Apart from serving as a meeting place for people of all races, genders, and ages, the Laskowski family and Culver’s do so much more. The restaurant has become a museum of sorts for John Laskowski. “There’s so many people that don’t get an insight into what it was actually like,” said son Scott Laskowski. “It’s great that he’s available to the public.” The restaurant is jam-packed full of families, with parents showing holding their kids’ hand and leading them to John Laskowski’s framed IU jersey or taking them up to John himself to get an autograph. Laz has even created a souvenir for his visitors: a double sided small stock card with his Sports Illustrated Cover on one side and information about Culver’s on the other. “We added this little white space, too,” said Laskowski, gesturing to a small margin underneath the cover picture. Laz signs every single card in this margin for any child, adult, or fan, always keeping a thick, black Sharpie in his front cat pocket. 

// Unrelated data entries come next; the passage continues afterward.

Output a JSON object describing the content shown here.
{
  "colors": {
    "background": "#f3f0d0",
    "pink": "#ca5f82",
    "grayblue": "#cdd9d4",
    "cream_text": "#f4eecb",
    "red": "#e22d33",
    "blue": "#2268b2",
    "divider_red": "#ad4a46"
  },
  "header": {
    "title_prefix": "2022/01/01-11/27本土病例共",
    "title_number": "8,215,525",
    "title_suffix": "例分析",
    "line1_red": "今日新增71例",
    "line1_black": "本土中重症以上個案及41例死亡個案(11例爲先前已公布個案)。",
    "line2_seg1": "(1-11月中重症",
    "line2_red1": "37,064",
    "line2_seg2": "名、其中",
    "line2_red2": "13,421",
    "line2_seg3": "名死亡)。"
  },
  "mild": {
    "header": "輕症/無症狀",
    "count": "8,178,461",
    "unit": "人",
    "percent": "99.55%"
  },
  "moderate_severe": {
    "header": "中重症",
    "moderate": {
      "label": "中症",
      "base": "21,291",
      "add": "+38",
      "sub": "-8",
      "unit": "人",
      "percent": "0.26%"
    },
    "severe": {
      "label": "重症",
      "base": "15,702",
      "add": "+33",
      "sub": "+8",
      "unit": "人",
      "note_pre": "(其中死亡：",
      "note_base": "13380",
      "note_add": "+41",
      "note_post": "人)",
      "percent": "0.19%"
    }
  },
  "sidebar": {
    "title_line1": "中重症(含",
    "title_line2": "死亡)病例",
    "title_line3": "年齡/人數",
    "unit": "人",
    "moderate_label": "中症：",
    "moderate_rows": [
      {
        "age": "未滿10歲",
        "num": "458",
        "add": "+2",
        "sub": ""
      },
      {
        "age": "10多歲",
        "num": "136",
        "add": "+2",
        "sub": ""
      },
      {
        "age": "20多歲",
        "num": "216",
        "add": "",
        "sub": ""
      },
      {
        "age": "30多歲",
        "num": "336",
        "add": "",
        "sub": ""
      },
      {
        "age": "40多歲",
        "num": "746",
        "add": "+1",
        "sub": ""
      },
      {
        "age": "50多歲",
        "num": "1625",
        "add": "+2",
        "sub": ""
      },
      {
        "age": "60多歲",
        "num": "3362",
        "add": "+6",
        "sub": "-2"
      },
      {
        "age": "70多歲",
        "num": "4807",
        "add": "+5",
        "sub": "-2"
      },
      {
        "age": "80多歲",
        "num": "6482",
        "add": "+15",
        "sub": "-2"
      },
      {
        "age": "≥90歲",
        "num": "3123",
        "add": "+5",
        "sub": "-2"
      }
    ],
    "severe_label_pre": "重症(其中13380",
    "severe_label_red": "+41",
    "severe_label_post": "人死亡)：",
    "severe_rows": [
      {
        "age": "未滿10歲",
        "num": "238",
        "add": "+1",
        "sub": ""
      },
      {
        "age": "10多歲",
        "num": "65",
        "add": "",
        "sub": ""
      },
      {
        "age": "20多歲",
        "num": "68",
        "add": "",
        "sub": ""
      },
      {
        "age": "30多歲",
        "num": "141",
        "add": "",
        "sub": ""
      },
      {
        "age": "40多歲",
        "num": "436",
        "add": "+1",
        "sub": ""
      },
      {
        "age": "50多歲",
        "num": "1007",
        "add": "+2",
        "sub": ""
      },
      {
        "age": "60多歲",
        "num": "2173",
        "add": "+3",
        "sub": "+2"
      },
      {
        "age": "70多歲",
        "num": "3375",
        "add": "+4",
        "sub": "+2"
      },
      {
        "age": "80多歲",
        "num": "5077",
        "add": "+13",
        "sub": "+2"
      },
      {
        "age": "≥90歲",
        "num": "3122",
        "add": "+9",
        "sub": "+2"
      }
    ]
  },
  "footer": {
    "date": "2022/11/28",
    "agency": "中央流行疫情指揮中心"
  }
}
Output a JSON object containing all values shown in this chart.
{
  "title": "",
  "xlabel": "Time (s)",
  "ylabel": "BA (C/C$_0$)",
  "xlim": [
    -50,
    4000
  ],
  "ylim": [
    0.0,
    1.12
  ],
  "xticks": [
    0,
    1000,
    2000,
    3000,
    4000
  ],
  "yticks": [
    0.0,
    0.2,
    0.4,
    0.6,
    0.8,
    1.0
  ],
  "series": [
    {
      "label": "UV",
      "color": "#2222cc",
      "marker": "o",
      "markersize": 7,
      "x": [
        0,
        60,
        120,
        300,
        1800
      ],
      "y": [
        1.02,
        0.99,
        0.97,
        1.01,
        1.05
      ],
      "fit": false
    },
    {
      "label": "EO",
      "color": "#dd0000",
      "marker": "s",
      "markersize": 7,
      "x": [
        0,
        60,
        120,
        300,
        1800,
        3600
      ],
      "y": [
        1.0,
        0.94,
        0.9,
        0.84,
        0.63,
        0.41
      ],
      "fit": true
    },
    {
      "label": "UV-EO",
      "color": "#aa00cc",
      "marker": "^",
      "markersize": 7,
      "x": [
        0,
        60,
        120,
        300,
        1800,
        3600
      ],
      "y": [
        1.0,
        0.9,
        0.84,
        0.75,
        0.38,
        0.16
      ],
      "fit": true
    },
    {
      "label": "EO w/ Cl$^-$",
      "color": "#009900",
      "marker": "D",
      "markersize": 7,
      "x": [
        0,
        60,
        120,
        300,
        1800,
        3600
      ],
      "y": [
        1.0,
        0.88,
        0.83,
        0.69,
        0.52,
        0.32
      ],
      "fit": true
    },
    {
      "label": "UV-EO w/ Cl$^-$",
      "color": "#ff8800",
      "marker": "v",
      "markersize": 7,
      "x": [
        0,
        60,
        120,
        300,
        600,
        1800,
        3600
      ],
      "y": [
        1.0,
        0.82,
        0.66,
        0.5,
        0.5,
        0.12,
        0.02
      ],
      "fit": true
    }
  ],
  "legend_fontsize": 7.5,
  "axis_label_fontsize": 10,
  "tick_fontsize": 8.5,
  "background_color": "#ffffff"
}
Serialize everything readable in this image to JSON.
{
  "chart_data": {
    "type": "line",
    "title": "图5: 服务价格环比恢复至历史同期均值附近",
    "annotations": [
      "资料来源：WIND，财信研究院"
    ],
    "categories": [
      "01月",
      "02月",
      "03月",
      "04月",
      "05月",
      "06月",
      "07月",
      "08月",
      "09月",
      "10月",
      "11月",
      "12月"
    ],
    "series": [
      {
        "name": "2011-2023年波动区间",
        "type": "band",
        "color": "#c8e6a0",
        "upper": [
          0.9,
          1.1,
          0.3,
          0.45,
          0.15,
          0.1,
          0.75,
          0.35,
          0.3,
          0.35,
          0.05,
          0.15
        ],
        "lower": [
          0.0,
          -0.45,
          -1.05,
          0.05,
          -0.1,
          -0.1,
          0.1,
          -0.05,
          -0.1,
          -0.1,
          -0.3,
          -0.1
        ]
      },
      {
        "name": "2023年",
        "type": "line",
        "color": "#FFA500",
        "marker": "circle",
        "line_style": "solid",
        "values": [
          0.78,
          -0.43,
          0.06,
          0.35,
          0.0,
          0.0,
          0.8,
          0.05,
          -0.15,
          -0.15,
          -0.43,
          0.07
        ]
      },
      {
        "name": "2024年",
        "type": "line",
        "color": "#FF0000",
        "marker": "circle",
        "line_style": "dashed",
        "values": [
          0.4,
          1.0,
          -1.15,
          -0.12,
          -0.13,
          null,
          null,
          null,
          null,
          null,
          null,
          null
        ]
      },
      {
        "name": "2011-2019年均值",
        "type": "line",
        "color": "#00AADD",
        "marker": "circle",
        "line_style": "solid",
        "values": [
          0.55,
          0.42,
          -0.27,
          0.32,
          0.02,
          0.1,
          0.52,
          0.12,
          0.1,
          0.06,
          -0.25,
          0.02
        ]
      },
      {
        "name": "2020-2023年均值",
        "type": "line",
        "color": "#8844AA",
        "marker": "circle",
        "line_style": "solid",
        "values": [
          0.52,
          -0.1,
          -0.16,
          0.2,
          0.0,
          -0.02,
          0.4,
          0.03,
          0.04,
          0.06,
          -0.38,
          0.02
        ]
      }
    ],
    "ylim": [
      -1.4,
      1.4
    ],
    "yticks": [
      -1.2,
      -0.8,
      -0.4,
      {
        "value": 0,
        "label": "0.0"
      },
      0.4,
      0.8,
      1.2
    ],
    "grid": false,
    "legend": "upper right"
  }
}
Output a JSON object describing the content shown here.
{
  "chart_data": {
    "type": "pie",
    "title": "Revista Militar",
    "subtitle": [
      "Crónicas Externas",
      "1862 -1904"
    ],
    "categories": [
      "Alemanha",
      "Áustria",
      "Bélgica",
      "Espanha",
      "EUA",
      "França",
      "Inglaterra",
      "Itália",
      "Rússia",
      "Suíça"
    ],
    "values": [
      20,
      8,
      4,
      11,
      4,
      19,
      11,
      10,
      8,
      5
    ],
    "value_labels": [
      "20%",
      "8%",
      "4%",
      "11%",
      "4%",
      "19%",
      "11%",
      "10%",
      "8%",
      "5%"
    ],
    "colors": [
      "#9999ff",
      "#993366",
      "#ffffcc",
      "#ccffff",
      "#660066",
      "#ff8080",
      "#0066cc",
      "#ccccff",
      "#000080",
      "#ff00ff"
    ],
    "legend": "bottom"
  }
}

Perhaps the most intriguing and impacting facet of this particular Culver’s are their “Share Nights”, where a portion of the proceeds from one particular night go to homeless shelters, organizations, schools, or any other person or group in Bloomington that need financial help. In January, after a two year old child died in a house fire, John and Scott developed an idea to do a full day fundraiser with 50 percent of all proceeds going to the affected family.

“We ended up raising over $10,000 in one day for the family to help with furniture, finding a new place to live, and just daily needs that they couldn’t afford anymore,” said Scott with an enormous smile on his face, full of the same pride and genuine caring for other people that his father exudes. “If there’s something that the town needs, we’re going to be there to have their back.” Every time the Laskowski family talks about their community, their eyes light up and the dedication they both give to their neighborhood is immediately obvious.

Laz was a great IU basketball player, and he will always be remembered for his positive outcome and energy as a super sub. But in reality, the court isn’t where he had the most impact. It’s instead in a small, hometown restaurant with blue and white decor, IU memorabilia, sizzling burgers, and crunchy cheese curds, where you can find John Laskowski every single day sweeping, cleaning, and taking orders, working harder than anyone else his age to leave his special mark on B-Town.